SUNY trustees agreed to increase tuition by $620 per year starting next fall. Tuition will rise by $310 tuition for the spring 2009 semester and increase by another $310 in the fall—bringing it to $4,970.
And trustees passed the measure without first seeking approval from the Legislature—which controls the account where the additional funds will go—and with no assurances that the money will go to SUNY.
Gov. David Paterson has said he favors a tuition hike of $600, but wants to keep most of the estimated $75 million in revenue it would bring in to help ease the state’s financial crisis. Trustees are planning on that money as part of their proposed $2.388 billion budget request for 2009-10.
“Simply put, revenues from any tuition increase must go to the University, in full,” Smith said.
The tuition increase was part of the trustees’ ambitious “Four Pillars” plan included in their $2.388 billion budget request for 2009-10, which board members also approved at the meeting.
The “pillars” are:
• A “Rational Tuition Plan” that will increase SUNY tuition each year based on the Higher Education Price Index, which averages an increase of 3.5 to 3.6 percent annually. The plan provides students and parents with a system of “modest, annual and predictable increases,” board Chair Carl Hayden said.
• Legislative approval giving SUNY authorization to lease and sell its land, as well as enter into private-public business partnerships to promote commercial and community-based activities. The board must obtain state approval to move forward with such initiatives.
• State approval of the Management and Operational Reforms and Efficiencies (MORE) program, which would allow SUNY “enhanced administrative and operational flexibility” regarding control of income from tuition, fees and other University revenue, post-audit of expenditures, procurement and contracts, personnel and capital construction.
• “Appropriate” state aid support for the University.
Trustee H. Carl McCall said the budget’s effectiveness rests on these pillars. Without approval of all four proposals, SUNY’s budget plan will be weakened, he said.
“We have reached the point where additional cuts must reach the muscle and sinew of the enterprise,” he said. “We must stop thinking about the short term and start thinking about the long term.
We have to re-energize the state’s economic engine and we can’t do it without the state University.”
UUP President Phillip Smith questioned the trustees’ move to raise tuition without assurances that the dollars will end up in SUNY’s coffers. He strongly opposed most of the board’s “Four Pillars” plan, and said the union will do all it can to block passage of expanding SUNY’s private-public partnerships and the MORE proposal.
“We’ve told them in no uncertain terms that we will fight this tooth and nail,” Smith said to UUP chapter leaders during a Nov. 24 strategy session.
The trustees’ plan to raise tuition to replenish SUNY’s depleted coffers is flawed because there’s no telling how much of the funds—if any—SUNY will get. With the University already facing $148 million in state operating aid budget reductions, this plan does little to buffer that impact and prepare for deeper cuts expected in Paterson’s state budget plan.

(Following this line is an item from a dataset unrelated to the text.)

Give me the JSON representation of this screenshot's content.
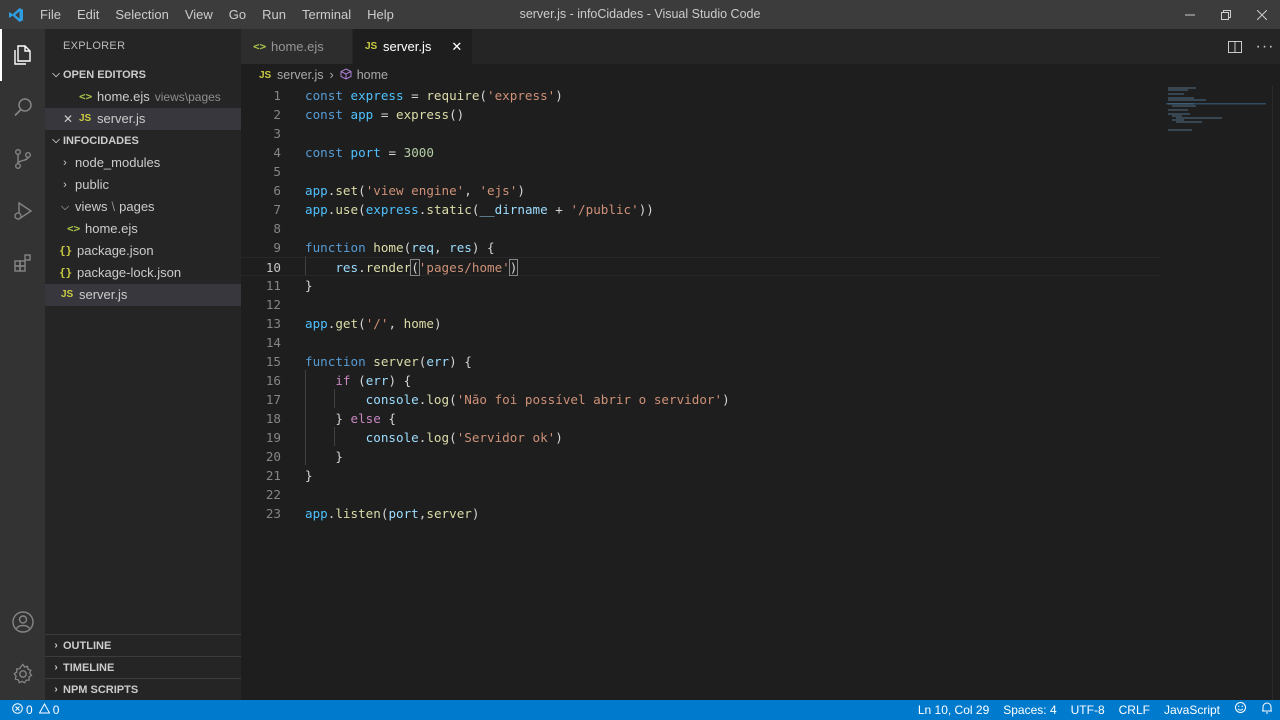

“SUNY needs a plan and this is not that plan,” said Smith. “Revenues from tuition increases must go back to the University and the Trustees have no mechanism in place to ensure that will occur.”
Hayden vowed to fight if the state attempts to take dollars raised by tuition increases.

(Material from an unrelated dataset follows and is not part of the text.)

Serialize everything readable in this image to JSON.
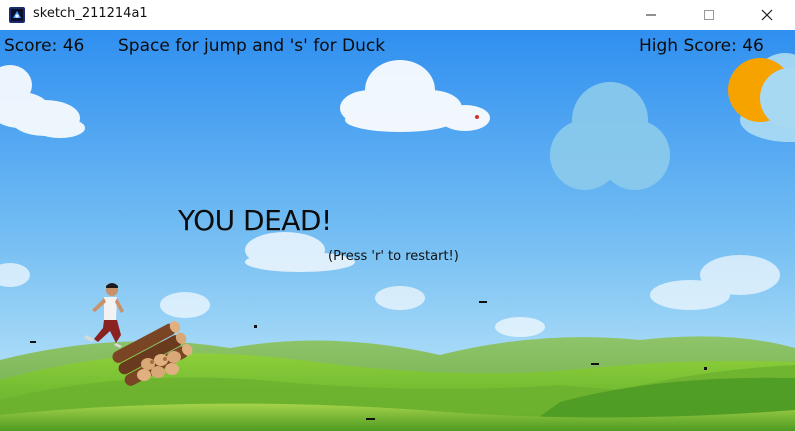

“We will not assent to the diversion of tuition money,” he said. “All of those dollars should be retained by SUNY for its students.”
On the backs of students
In the past, the state has reduced SUNY’s operating aid by the amount of the tuition increase. Paterson has said he wants to reduce aid to SUNY by 90 percent of the increase in the spring and 80 percent in the fall.

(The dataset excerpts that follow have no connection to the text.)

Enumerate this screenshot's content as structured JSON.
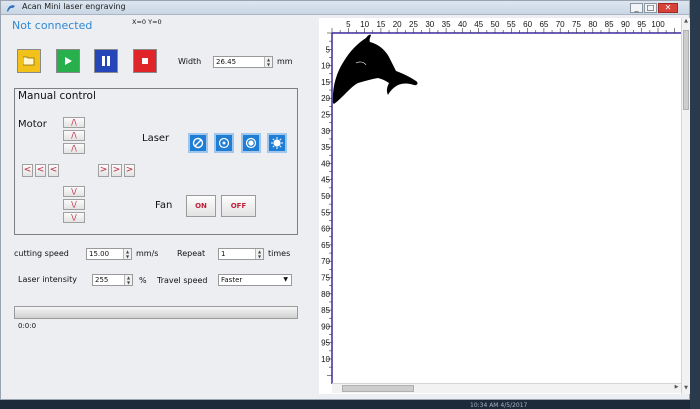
{
  "window": {
    "title": "Acan Mini laser engraving",
    "buttons": {
      "minimize": "_",
      "maximize": "□",
      "close": "✕"
    }
  },
  "status": {
    "connection": "Not connected",
    "coords": "X=0 Y=0"
  },
  "toolbar": {
    "open_icon": "folder-icon",
    "play_icon": "play-icon",
    "pause_icon": "pause-icon",
    "stop_icon": "stop-icon",
    "colors": {
      "open": "#f2c21a",
      "play": "#27b04b",
      "pause": "#2546b8",
      "stop": "#e0252a"
    }
  },
  "width": {
    "label": "Width",
    "value": "26.45",
    "unit": "mm"
  },
  "manual": {
    "title": "Manual control",
    "motor_label": "Motor",
    "laser_label": "Laser",
    "fan_label": "Fan",
    "up": "/\\",
    "down": "\\/",
    "left": "<",
    "right": ">",
    "laser_icons": [
      "laser-off-icon",
      "laser-low-icon",
      "laser-medium-icon",
      "laser-full-icon"
    ],
    "fan_on": "ON",
    "fan_off": "OFF"
  },
  "settings": {
    "cutting_speed_label": "cutting speed",
    "cutting_speed_value": "15.00",
    "cutting_speed_unit": "mm/s",
    "repeat_label": "Repeat",
    "repeat_value": "1",
    "repeat_unit": "times",
    "laser_intensity_label": "Laser intensity",
    "laser_intensity_value": "255",
    "laser_intensity_unit": "%",
    "travel_speed_label": "Travel speed",
    "travel_speed_value": "Faster"
  },
  "progress": {
    "value": 0,
    "label": "0:0:0"
  },
  "ruler": {
    "top": [
      "5",
      "10",
      "15",
      "20",
      "25",
      "30",
      "35",
      "40",
      "45",
      "50",
      "55",
      "60",
      "65",
      "70",
      "75",
      "80",
      "85",
      "90",
      "95",
      "100"
    ],
    "left": [
      "5",
      "10",
      "15",
      "20",
      "25",
      "30",
      "35",
      "40",
      "45",
      "50",
      "55",
      "60",
      "65",
      "70",
      "75",
      "80",
      "85",
      "90",
      "95",
      "10"
    ]
  },
  "preview": {
    "image": "dolphin-engraving-preview",
    "color": "#000000"
  },
  "taskbar": {
    "clock": "10:34 AM  4/5/2017"
  }
}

That tactic is unacceptable to UUP because it uses SUNY students and their parents as pawns in closing the budget gap, Smith told chapter leaders. State budget cuts have left the University with fewer faculty and fewer classes to teach a record number of students.
Students who may be facing an extra year of college because the courses they need to graduate aren’t offered will now have to pay more for their education, with no guarantee that their dollars are going back into the University.
“They are trying to make up the state’s shortfall on the backs of the students,” said Smith. “That is something UUP will never stand for.”